Reduce, Reuse and Recycle

Recycling: Reusing materials and byproducts in inventive ways is referred to as recycling. The following are some recycling ideas:

Making paper bags from recycled paper.

Buying things that are both recyclable and can be reused.


Protecting Ecosystem

Wetlands and coastal areas require serious protection because they are critical to the food chain’s survival. Wetlands are saturated with groundwater and play an important role in the maintenance of vegetation cover.

They replenish producers’ and consumers’ water sources, minerals, and nutrients. Furthermore, they are critical for maintaining plant and animal biodiversity. Coastal ecosystems help to control overfishing while also protecting coral reefs.


Reduce Deforestation

Preserving tropical forests helps to protect the millions of plant and animal species indigenous to tropical forests and on the verge of extinction, many of which have proven invaluable to human medicine.

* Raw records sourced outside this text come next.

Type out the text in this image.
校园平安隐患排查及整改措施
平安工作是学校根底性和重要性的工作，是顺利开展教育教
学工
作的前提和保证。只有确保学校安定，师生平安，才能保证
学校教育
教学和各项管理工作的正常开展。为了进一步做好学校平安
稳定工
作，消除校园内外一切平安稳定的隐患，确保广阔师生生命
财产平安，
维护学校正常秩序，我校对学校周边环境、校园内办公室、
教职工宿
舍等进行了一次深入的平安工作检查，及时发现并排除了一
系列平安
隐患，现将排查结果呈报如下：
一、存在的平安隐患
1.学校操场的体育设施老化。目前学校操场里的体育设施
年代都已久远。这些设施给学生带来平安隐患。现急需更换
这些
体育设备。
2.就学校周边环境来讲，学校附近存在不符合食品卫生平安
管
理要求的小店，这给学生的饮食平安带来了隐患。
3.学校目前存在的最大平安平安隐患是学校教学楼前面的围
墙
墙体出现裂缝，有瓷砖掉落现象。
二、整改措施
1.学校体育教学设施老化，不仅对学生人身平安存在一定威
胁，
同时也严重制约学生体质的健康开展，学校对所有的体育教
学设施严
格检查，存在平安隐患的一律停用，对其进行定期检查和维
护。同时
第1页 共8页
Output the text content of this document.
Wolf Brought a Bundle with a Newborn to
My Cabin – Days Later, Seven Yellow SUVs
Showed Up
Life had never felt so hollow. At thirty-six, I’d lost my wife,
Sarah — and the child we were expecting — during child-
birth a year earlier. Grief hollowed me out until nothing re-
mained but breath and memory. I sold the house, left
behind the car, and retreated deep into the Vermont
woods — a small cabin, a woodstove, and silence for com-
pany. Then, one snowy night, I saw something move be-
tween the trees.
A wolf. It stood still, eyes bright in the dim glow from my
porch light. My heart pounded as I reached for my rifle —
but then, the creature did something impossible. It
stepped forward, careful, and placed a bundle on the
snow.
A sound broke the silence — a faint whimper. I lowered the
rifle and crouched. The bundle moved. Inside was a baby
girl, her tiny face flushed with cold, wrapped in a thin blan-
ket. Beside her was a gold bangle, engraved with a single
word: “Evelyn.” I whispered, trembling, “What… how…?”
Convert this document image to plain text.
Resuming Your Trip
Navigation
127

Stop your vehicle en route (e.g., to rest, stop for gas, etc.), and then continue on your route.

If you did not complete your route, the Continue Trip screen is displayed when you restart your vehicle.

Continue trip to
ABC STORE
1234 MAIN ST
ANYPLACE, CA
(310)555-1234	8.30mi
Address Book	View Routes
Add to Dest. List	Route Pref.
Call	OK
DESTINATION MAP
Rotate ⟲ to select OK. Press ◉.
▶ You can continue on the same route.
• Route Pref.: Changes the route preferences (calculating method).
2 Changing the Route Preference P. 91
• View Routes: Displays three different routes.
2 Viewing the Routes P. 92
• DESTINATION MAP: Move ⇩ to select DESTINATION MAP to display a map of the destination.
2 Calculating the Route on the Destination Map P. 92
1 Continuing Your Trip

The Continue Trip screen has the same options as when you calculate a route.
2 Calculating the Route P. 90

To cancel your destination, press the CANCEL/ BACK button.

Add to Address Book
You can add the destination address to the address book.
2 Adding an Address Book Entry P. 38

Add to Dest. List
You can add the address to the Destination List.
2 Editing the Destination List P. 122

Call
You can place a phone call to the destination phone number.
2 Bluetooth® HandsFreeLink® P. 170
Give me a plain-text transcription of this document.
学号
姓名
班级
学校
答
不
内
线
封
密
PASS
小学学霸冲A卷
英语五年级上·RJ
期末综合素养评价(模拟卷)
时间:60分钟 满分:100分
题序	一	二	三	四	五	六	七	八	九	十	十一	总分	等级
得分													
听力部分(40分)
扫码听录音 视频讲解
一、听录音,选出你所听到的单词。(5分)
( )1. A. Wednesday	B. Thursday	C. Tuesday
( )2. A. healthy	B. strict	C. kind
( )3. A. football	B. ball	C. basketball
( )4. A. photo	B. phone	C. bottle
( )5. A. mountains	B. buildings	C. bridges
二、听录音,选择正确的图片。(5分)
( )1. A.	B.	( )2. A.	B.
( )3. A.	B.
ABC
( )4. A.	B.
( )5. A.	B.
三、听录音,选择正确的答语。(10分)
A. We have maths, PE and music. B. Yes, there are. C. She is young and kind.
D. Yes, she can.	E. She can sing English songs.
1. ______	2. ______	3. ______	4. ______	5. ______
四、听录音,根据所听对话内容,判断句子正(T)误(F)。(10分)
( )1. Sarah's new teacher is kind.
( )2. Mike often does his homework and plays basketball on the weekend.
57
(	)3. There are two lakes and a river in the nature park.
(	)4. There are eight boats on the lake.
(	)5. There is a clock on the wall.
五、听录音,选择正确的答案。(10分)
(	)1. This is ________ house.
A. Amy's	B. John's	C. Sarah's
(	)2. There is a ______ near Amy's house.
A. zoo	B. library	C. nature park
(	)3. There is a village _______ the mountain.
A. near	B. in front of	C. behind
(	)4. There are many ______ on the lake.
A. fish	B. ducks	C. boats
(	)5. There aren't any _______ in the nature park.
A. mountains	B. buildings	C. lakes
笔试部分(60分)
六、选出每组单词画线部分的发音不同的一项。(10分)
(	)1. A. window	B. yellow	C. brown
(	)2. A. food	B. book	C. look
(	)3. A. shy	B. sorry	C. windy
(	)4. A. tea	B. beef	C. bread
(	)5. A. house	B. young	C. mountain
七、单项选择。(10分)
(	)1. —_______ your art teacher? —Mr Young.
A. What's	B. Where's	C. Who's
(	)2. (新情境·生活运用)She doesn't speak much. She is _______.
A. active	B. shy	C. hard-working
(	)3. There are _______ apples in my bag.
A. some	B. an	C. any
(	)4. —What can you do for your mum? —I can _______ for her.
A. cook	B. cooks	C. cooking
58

By regulating regional rainfall, forests help to prevent floods and droughts.

Reducing Deforestation

Reducing Oil and Mineral Consumption

Reducing oil and mineral consumption: Consumables regulatory bodies are formed by oil-rich countries in collaboration with the World Bank to regulate oil and mineral consumption and exploitation.

Manufacturers should be trained in lean manufacturing techniques, while consumers should be educated on the benefits of reusing, reducing waste, and recycling.

Recycle, Reduce and Reuse

Use of Pipelines to Transport Oil

Oil leaks are common, causing excessive pollution and depletion of water resources.

As a result, if we use pipelines to transport oil, we can avoid the risk of oil spills.

Use of Pipelines

Growing Vegetation in Catchment Areas

Catchment areas serve as a source of water for rivers, streams, and oceans. We can encourage sufficient percolation of water into the soil layers and thus groundwater formation by increasing vegetation cover in catchment areas.